Hinsdale County Courthouse

The Hinsdale County Courthouse is associated with settlement and development of Lake City during the late 1800s mining era. It is significant for its role as seat of county government since its 1877 construction. A seminal event in the buildings history includes the September, 1877 appearance of suffragette Susan B. Anthony. Anthony came to Lake City as part of a state-wide speaking tour and spoke to a capacity audience on two successive nights. Anthony was scheduled to speak in the upstairs courtroom of the courthouse but was obliged to exit the over-crowded room and instead make her address from the courthouses east entrance facing Henson Street.

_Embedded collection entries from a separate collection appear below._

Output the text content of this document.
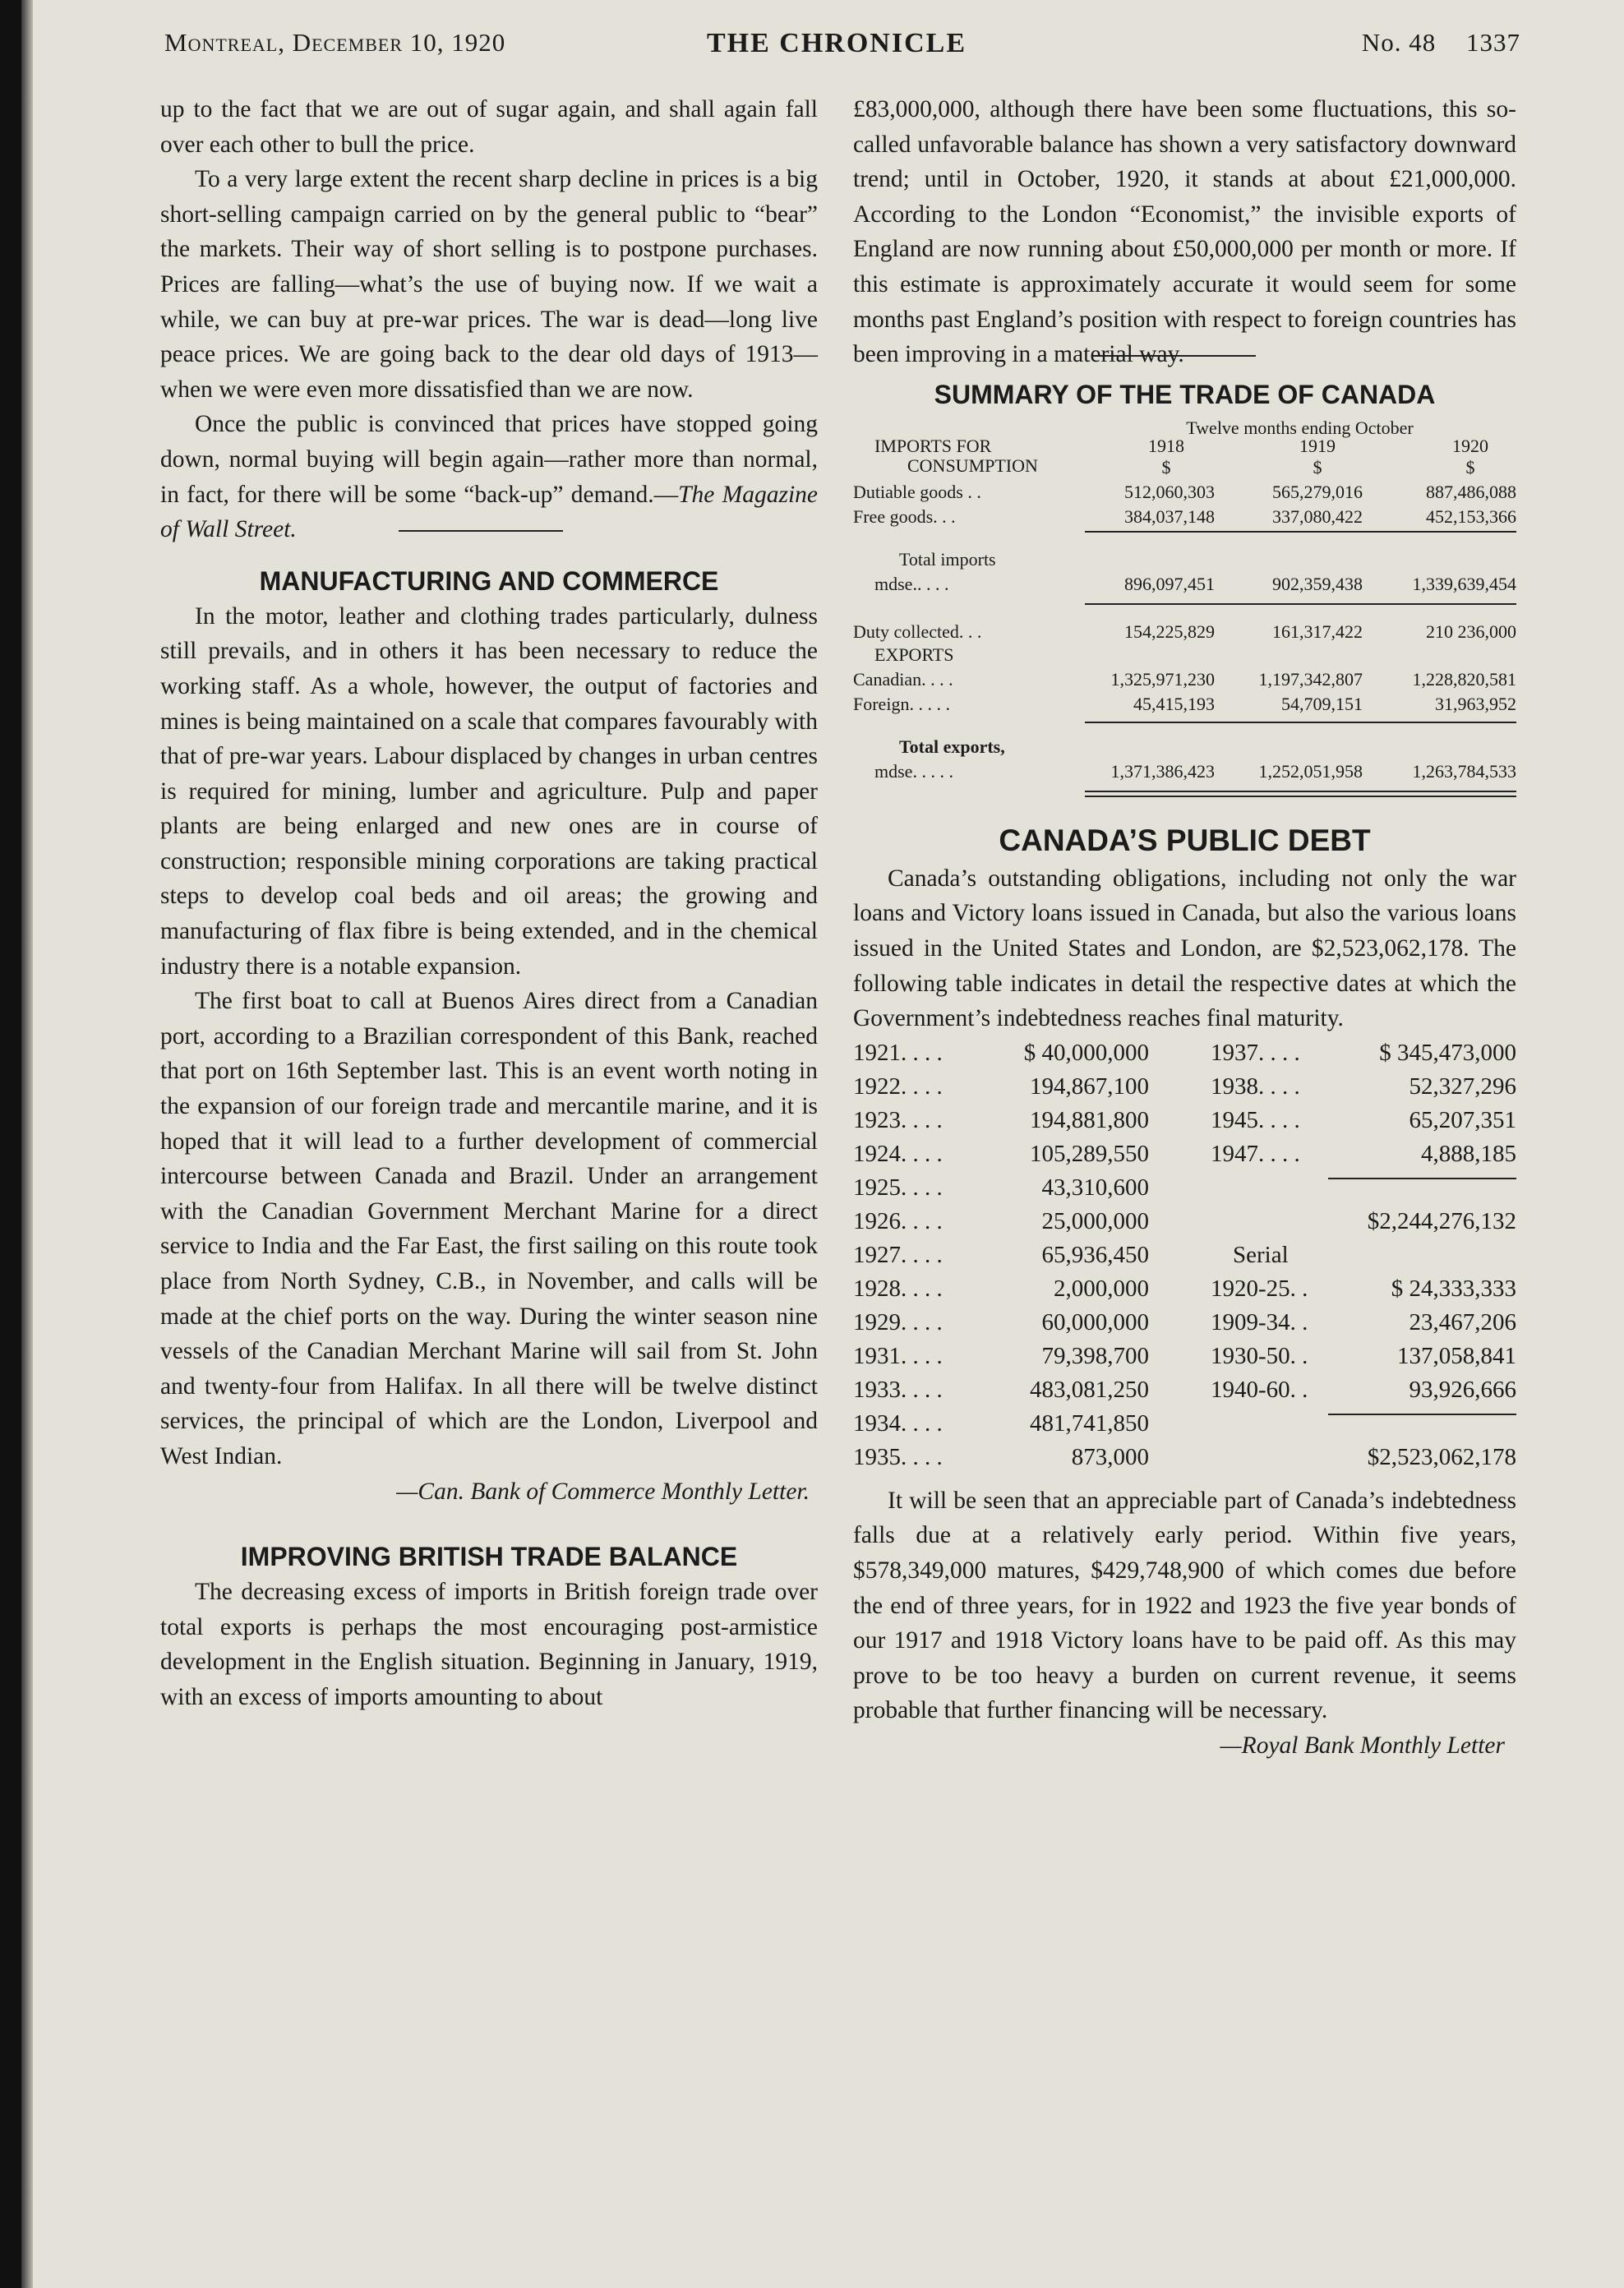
Montreal, December 10, 1920	THE CHRONICLE	No. 48 1337

up to the fact that we are out of sugar again, and shall again fall over each other to bull the price.

To a very large extent the recent sharp decline in prices is a big short-selling campaign carried on by the general public to “bear” the markets. Their way of short selling is to postpone purchases. Prices are falling—what’s the use of buying now. If we wait a while, we can buy at pre-war prices. The war is dead—long live peace prices. We are going back to the dear old days of 1913—when we were even more dissatisfied than we are now.

Once the public is convinced that prices have stopped going down, normal buying will begin again—rather more than normal, in fact, for there will be some “back-up” demand.—The Magazine of Wall Street.

MANUFACTURING AND COMMERCE

In the motor, leather and clothing trades particularly, dulness still prevails, and in others it has been necessary to reduce the working staff. As a whole, however, the output of factories and mines is being maintained on a scale that compares favourably with that of pre-war years. Labour displaced by changes in urban centres is required for mining, lumber and agriculture. Pulp and paper plants are being enlarged and new ones are in course of construction; responsible mining corporations are taking practical steps to develop coal beds and oil areas; the growing and manufacturing of flax fibre is being extended, and in the chemical industry there is a notable expansion.

The first boat to call at Buenos Aires direct from a Canadian port, according to a Brazilian correspondent of this Bank, reached that port on 16th September last. This is an event worth noting in the expansion of our foreign trade and mercantile marine, and it is hoped that it will lead to a further development of commercial intercourse between Canada and Brazil. Under an arrangement with the Canadian Government Merchant Marine for a direct service to India and the Far East, the first sailing on this route took place from North Sydney, C.B., in November, and calls will be made at the chief ports on the way. During the winter season nine vessels of the Canadian Merchant Marine will sail from St. John and twenty-four from Halifax. In all there will be twelve distinct services, the principal of which are the London, Liverpool and West Indian.

—Can. Bank of Commerce Monthly Letter.

IMPROVING BRITISH TRADE BALANCE

The decreasing excess of imports in British foreign trade over total exports is perhaps the most encouraging post-armistice development in the English situation. Beginning in January, 1919, with an excess of imports amounting to about

£83,000,000, although there have been some fluctuations, this so-called unfavorable balance has shown a very satisfactory downward trend; until in October, 1920, it stands at about £21,000,000. According to the London “Economist,” the invisible exports of England are now running about £50,000,000 per month or more. If this estimate is approximately accurate it would seem for some months past England’s position with respect to foreign countries has been improving in a material way.

SUMMARY OF THE TRADE OF CANADA
Twelve months ending October
IMPORTS FOR
CONSUMPTION
1918	1919	1920
$	$	$
Dutiable goods . .	512,060,303	565,279,016	887,486,088
Free goods. . .	384,037,148	337,080,422	452,153,366
Total imports
mdse.. . . .	896,097,451	902,359,438	1,339,639,454
Duty collected. . .	154,225,829	161,317,422	210 236,000
EXPORTS
Canadian. . . .	1,325,971,230	1,197,342,807	1,228,820,581
Foreign. . . . .	45,415,193	54,709,151	31,963,952
Total exports,
mdse. . . . .	1,371,386,423	1,252,051,958	1,263,784,533
CANADA’S PUBLIC DEBT

Canada’s outstanding obligations, including not only the war loans and Victory loans issued in Canada, but also the various loans issued in the United States and London, are $2,523,062,178. The following table indicates in detail the respective dates at which the Government’s indebtedness reaches final maturity.

1921. . . .	$ 40,000,000
1922. . . .	194,867,100
1923. . . .	194,881,800
1924. . . .	105,289,550
1925. . . .	43,310,600
1926. . . .	25,000,000
1927. . . .	65,936,450
1928. . . .	2,000,000
1929. . . .	60,000,000
1931. . . .	79,398,700
1933. . . .	483,081,250
1934. . . .	481,741,850
1935. . . .	873,000
1937. . . .	$ 345,473,000
1938. . . .	52,327,296
1945. . . .	65,207,351
1947. . . .	4,888,185
$2,244,276,132
Serial
1920-25. .	$ 24,333,333
1909-34. .	23,467,206
1930-50. .	137,058,841
1940-60. .	93,926,666
$2,523,062,178

It will be seen that an appreciable part of Canada’s indebtedness falls due at a relatively early period. Within five years, $578,349,000 matures, $429,748,900 of which comes due before the end of three years, for in 1922 and 1923 the five year bonds of our 1917 and 1918 Victory loans have to be paid off. As this may prove to be too heavy a burden on current revenue, it seems probable that further financing will be necessary.

—Royal Bank Monthly Letter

The Hinsdale County Courthouse is Colorado's oldest courthouse which continues to be used for its originally intended purpose and a rare surviving example of a frame courthouse building. It is also a well-preserved representative of the local interpretation of the Italianate style constructed in Lake City during this period, as reflected in its clapboard exterior, bracketed cornice, cornerboards, friezeboard, transoms, and narrow windows with crown molding. The courthouse remains relatively unchanged since Anthony addressed miners on the importance of extending the vote to women. The interior maintains and uses its original furnishings, present at the time Anthony made her address. The upstairs courtroom continues to be used for periodic County and District Court functions. The first floor is the location of the county Assessor, Clerk and Treasurer. The courthouse is listed as a contributing element of the Lake City National Historic District and has been deemed eligible for individual listing on the National Register.

The structure is also historically notable as the site of the trial of Colorado cannibal Alferd Packer. In 1984 the Town of Lake City passed an ordinance protecting structures of historic significance within the Lake City Historic District.The Town has also published a Historic District Guidelines manual to assist owners of historic properties.

In September, 2017, a multi-year restoration project was completed on the building which included adding a foundation, structural repair, new insulation, exterior painting, historic window rehabiliation as well as extensive interior restoration to return the courthouse to its original historic appearance. The project was made possible with funding from Colorado State Historic Fund, Colorado Department of Local Affairs and Colorado Underfunded Courthouse Facility Commission, as well as funds from Hinsdale County and many, many private donations.

As a county maintained and public building, the courthouse is open five days a week and used extensively throughout the year. The upstairs courtroom is accessed by the original curved wooden stairway and is not handicap accessible.